Oddly, I’m not really a ‘car and truck guy’. I couldn’t care less about Top Gear or Motorweek and have never seen the point of ‘motor sports’. The engine fascination gene is simply not in my DNA. Renewable energy however really gets my geek brain going and it’s a favourite topic, from solar sine wave inverters to microhydro Pelton wheels. Not surprisingly when you replace all the filthy oil-coated parts of a car with batteries and a supercomputer, it becomes infinitely more interesting to me. One of my favourite web series on the topic of electric cars and renewables in general is “Fully Charged“, hosted by the always funny and highly informative Robert Llewellen of Red Dwarf fame who has been self-producing the series for years now. Check out his videos and chip in if you like what you see with his Patreon Campaign. Well done Bobby!

Until that new electronic dawn hits my driveway, I’m going to enjoy these final months of petrol-driven madness and cart all sorts of pointy construction kit and stinky garden things around in the back of this Big Black Beast. It will be handy when I have to move all my worldly goods the gruelling four kilometres from the apartment to the homestead and the huge hoarkin’ engine has enough power to pull, push, and otherwise muscle all manner of farm duties into submission once I’m there. Four-wheel drive and ample towing capacity means the world of Canadian snowplows and landscape trailers is also open to me now even if it is destined to eventually be just the ‘farm truck’ and sit parked next to the barn most days.
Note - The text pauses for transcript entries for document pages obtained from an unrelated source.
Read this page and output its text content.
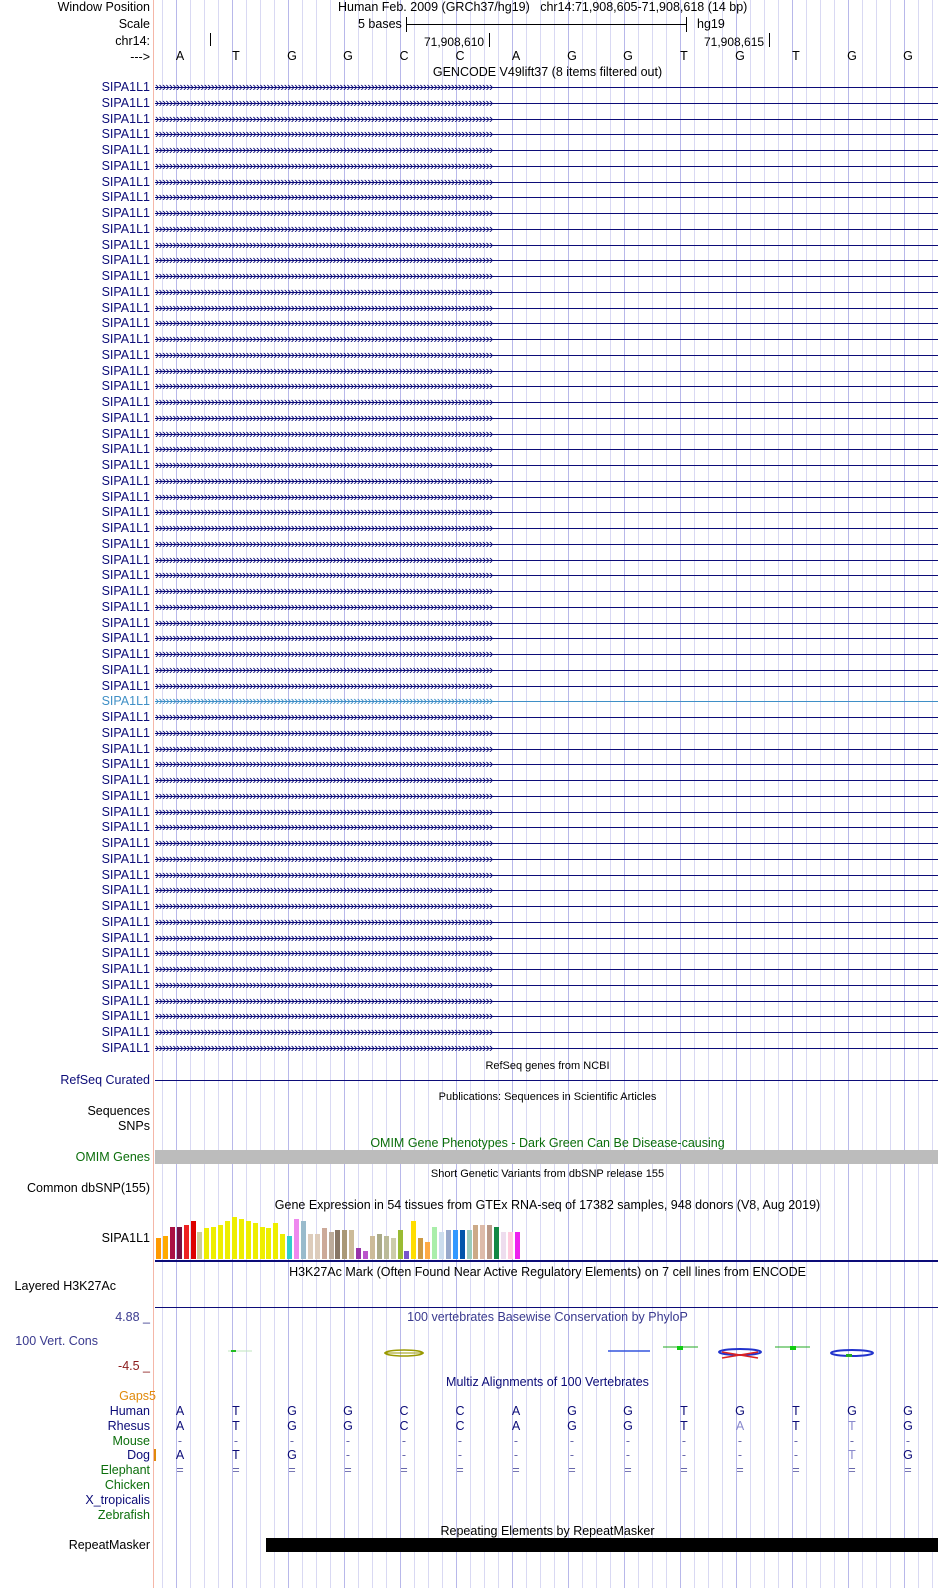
Window Position	Human Feb. 2009 (GRCh37/hg19) chr14:71,908,605-71,908,618 (14 bp)
Scale	5 bases	hg19
chr14:	71,908,610	71,908,615
---> A	T	G	G	C	C	A	G	G	T	G	T	G	G
GENCODE V49lift37 (8 items filtered out)
SIPA1L1 ›››››››››››››››››››››››››››››››››››››››››››››››››››››››››››››››››››››››››››››››››››››››››››››››››
SIPA1L1 ›››››››››››››››››››››››››››››››››››››››››››››››››››››››››››››››››››››››››››››››››››››››››››››››››
SIPA1L1 ›››››››››››››››››››››››››››››››››››››››››››››››››››››››››››››››››››››››››››››››››››››››››››››››››
SIPA1L1 ›››››››››››››››››››››››››››››››››››››››››››››››››››››››››››››››››››››››››››››››››››››››››››››››››
SIPA1L1 ›››››››››››››››››››››››››››››››››››››››››››››››››››››››››››››››››››››››››››››››››››››››››››››››››
SIPA1L1 ›››››››››››››››››››››››››››››››››››››››››››››››››››››››››››››››››››››››››››››››››››››››››››››››››
SIPA1L1 ›››››››››››››››››››››››››››››››››››››››››››››››››››››››››››››››››››››››››››››››››››››››››››››››››
SIPA1L1 ›››››››››››››››››››››››››››››››››››››››››››››››››››››››››››››››››››››››››››››››››››››››››››››››››
SIPA1L1 ›››››››››››››››››››››››››››››››››››››››››››››››››››››››››››››››››››››››››››››››››››››››››››››››››
SIPA1L1 ›››››››››››››››››››››››››››››››››››››››››››››››››››››››››››››››››››››››››››››››››››››››››››››››››
SIPA1L1 ›››››››››››››››››››››››››››››››››››››››››››››››››››››››››››››››››››››››››››››››››››››››››››››››››
SIPA1L1 ›››››››››››››››››››››››››››››››››››››››››››››››››››››››››››››››››››››››››››››››››››››››››››››››››
SIPA1L1 ›››››››››››››››››››››››››››››››››››››››››››››››››››››››››››››››››››››››››››››››››››››››››››››››››
SIPA1L1 ›››››››››››››››››››››››››››››››››››››››››››››››››››››››››››››››››››››››››››››››››››››››››››››››››
SIPA1L1 ›››››››››››››››››››››››››››››››››››››››››››››››››››››››››››››››››››››››››››››››››››››››››››››››››
SIPA1L1 ›››››››››››››››››››››››››››››››››››››››››››››››››››››››››››››››››››››››››››››››››››››››››››››››››
SIPA1L1 ›››››››››››››››››››››››››››››››››››››››››››››››››››››››››››››››››››››››››››››››››››››››››››››››››
SIPA1L1 ›››››››››››››››››››››››››››››››››››››››››››››››››››››››››››››››››››››››››››››››››››››››››››››››››
SIPA1L1 ›››››››››››››››››››››››››››››››››››››››››››››››››››››››››››››››››››››››››››››››››››››››››››››››››
SIPA1L1 ›››››››››››››››››››››››››››››››››››››››››››››››››››››››››››››››››››››››››››››››››››››››››››››››››
SIPA1L1 ›››››››››››››››››››››››››››››››››››››››››››››››››››››››››››››››››››››››››››››››››››››››››››››››››
SIPA1L1 ›››››››››››››››››››››››››››››››››››››››››››››››››››››››››››››››››››››››››››››››››››››››››››››››››
SIPA1L1 ›››››››››››››››››››››››››››››››››››››››››››››››››››››››››››››››››››››››››››››››››››››››››››››››››
SIPA1L1 ›››››››››››››››››››››››››››››››››››››››››››››››››››››››››››››››››››››››››››››››››››››››››››››››››
SIPA1L1 ›››››››››››››››››››››››››››››››››››››››››››››››››››››››››››››››››››››››››››››››››››››››››››››››››
SIPA1L1 ›››››››››››››››››››››››››››››››››››››››››››››››››››››››››››››››››››››››››››››››››››››››››››››››››
SIPA1L1 ›››››››››››››››››››››››››››››››››››››››››››››››››››››››››››››››››››››››››››››››››››››››››››››››››
SIPA1L1 ›››››››››››››››››››››››››››››››››››››››››››››››››››››››››››››››››››››››››››››››››››››››››››››››››
SIPA1L1 ›››››››››››››››››››››››››››››››››››››››››››››››››››››››››››››››››››››››››››››››››››››››››››››››››
SIPA1L1 ›››››››››››››››››››››››››››››››››››››››››››››››››››››››››››››››››››››››››››››››››››››››››››››››››
SIPA1L1 ›››››››››››››››››››››››››››››››››››››››››››››››››››››››››››››››››››››››››››››››››››››››››››››››››
SIPA1L1 ›››››››››››››››››››››››››››››››››››››››››››››››››››››››››››››››››››››››››››››››››››››››››››››››››
SIPA1L1 ›››››››››››››››››››››››››››››››››››››››››››››››››››››››››››››››››››››››››››››››››››››››››››››››››
SIPA1L1 ›››››››››››››››››››››››››››››››››››››››››››››››››››››››››››››››››››››››››››››››››››››››››››››››››
SIPA1L1 ›››››››››››››››››››››››››››››››››››››››››››››››››››››››››››››››››››››››››››››››››››››››››››››››››
SIPA1L1 ›››››››››››››››››››››››››››››››››››››››››››››››››››››››››››››››››››››››››››››››››››››››››››››››››
SIPA1L1 ›››››››››››››››››››››››››››››››››››››››››››››››››››››››››››››››››››››››››››››››››››››››››››››››››
SIPA1L1 ›››››››››››››››››››››››››››››››››››››››››››››››››››››››››››››››››››››››››››››››››››››››››››››››››
SIPA1L1 ›››››››››››››››››››››››››››››››››››››››››››››››››››››››››››››››››››››››››››››››››››››››››››››››››
SIPA1L1 ›››››››››››››››››››››››››››››››››››››››››››››››››››››››››››››››››››››››››››››››››››››››››››››››››
SIPA1L1 ›››››››››››››››››››››››››››››››››››››››››››››››››››››››››››››››››››››››››››››››››››››››››››››››››
SIPA1L1 ›››››››››››››››››››››››››››››››››››››››››››››››››››››››››››››››››››››››››››››››››››››››››››››››››
SIPA1L1 ›››››››››››››››››››››››››››››››››››››››››››››››››››››››››››››››››››››››››››››››››››››››››››››››››
SIPA1L1 ›››››››››››››››››››››››››››››››››››››››››››››››››››››››››››››››››››››››››››››››››››››››››››››››››
SIPA1L1 ›››››››››››››››››››››››››››››››››››››››››››››››››››››››››››››››››››››››››››››››››››››››››››››››››
SIPA1L1 ›››››››››››››››››››››››››››››››››››››››››››››››››››››››››››››››››››››››››››››››››››››››››››››››››
SIPA1L1 ›››››››››››››››››››››››››››››››››››››››››››››››››››››››››››››››››››››››››››››››››››››››››››››››››
SIPA1L1 ›››››››››››››››››››››››››››››››››››››››››››››››››››››››››››››››››››››››››››››››››››››››››››››››››
SIPA1L1 ›››››››››››››››››››››››››››››››››››››››››››››››››››››››››››››››››››››››››››››››››››››››››››››››››
SIPA1L1 ›››››››››››››››››››››››››››››››››››››››››››››››››››››››››››››››››››››››››››››››››››››››››››››››››
SIPA1L1 ›››››››››››››››››››››››››››››››››››››››››››››››››››››››››››››››››››››››››››››››››››››››››››››››››
SIPA1L1 ›››››››››››››››››››››››››››››››››››››››››››››››››››››››››››››››››››››››››››››››››››››››››››››››››
SIPA1L1 ›››››››››››››››››››››››››››››››››››››››››››››››››››››››››››››››››››››››››››››››››››››››››››››››››
SIPA1L1 ›››››››››››››››››››››››››››››››››››››››››››››››››››››››››››››››››››››››››››››››››››››››››››››››››
SIPA1L1 ›››››››››››››››››››››››››››››››››››››››››››››››››››››››››››››››››››››››››››››››››››››››››››››››››
SIPA1L1 ›››››››››››››››››››››››››››››››››››››››››››››››››››››››››››››››››››››››››››››››››››››››››››››››››
SIPA1L1 ›››››››››››››››››››››››››››››››››››››››››››››››››››››››››››››››››››››››››››››››››››››››››››››››››
SIPA1L1 ›››››››››››››››››››››››››››››››››››››››››››››››››››››››››››››››››››››››››››››››››››››››››››››››››
SIPA1L1 ›››››››››››››››››››››››››››››››››››››››››››››››››››››››››››››››››››››››››››››››››››››››››››››››››
SIPA1L1 ›››››››››››››››››››››››››››››››››››››››››››››››››››››››››››››››››››››››››››››››››››››››››››››››››
SIPA1L1 ›››››››››››››››››››››››››››››››››››››››››››››››››››››››››››››››››››››››››››››››››››››››››››››››››
SIPA1L1 ›››››››››››››››››››››››››››››››››››››››››››››››››››››››››››››››››››››››››››››››››››››››››››››››››
RefSeq genes from NCBI
RefSeq Curated
Publications: Sequences in Scientific Articles
Sequences
SNPs
OMIM Gene Phenotypes - Dark Green Can Be Disease-causing
OMIM Genes
Short Genetic Variants from dbSNP release 155
Common dbSNP(155)
Gene Expression in 54 tissues from GTEx RNA-seq of 17382 samples, 948 donors (V8, Aug 2019)
SIPA1L1
H3K27Ac Mark (Often Found Near Active Regulatory Elements) on 7 cell lines from ENCODE
Layered H3K27Ac
100 vertebrates Basewise Conservation by PhyloP
4.88 _
100 Vert. Cons
-4.5 _
Multiz Alignments of 100 Vertebrates
Gaps5
Human A	T	G	G	C	C	A	G	G	T	G	T	G	G
Rhesus A	T	G	G	C	C	A	G	G	T	A	T	T	G
Mouse	-	-	-	-	-	-	-	-	-	-	-	-	-	-
Dog A	T	G	-	-	-	-	-	-	-	-	-	T	G
Elephant =	=	=	=	=	=	=	=	=	=	=	=	=	=
Chicken
X_tropicalis
Zebrafish
Repeating Elements by RepeatMasker
RepeatMasker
The inside trim was top of the line back in its day and the kind old man that owned it took reasonably good care over the years. I suppose now I’M the old man although I have a few good years left on my odometer, just like the truck. It’s big enough and all the seats fold flat so that worst case scenario, I’ll wager I could even sleep in the blasted thing if need be. Now if I can only sort out how to fix the radio.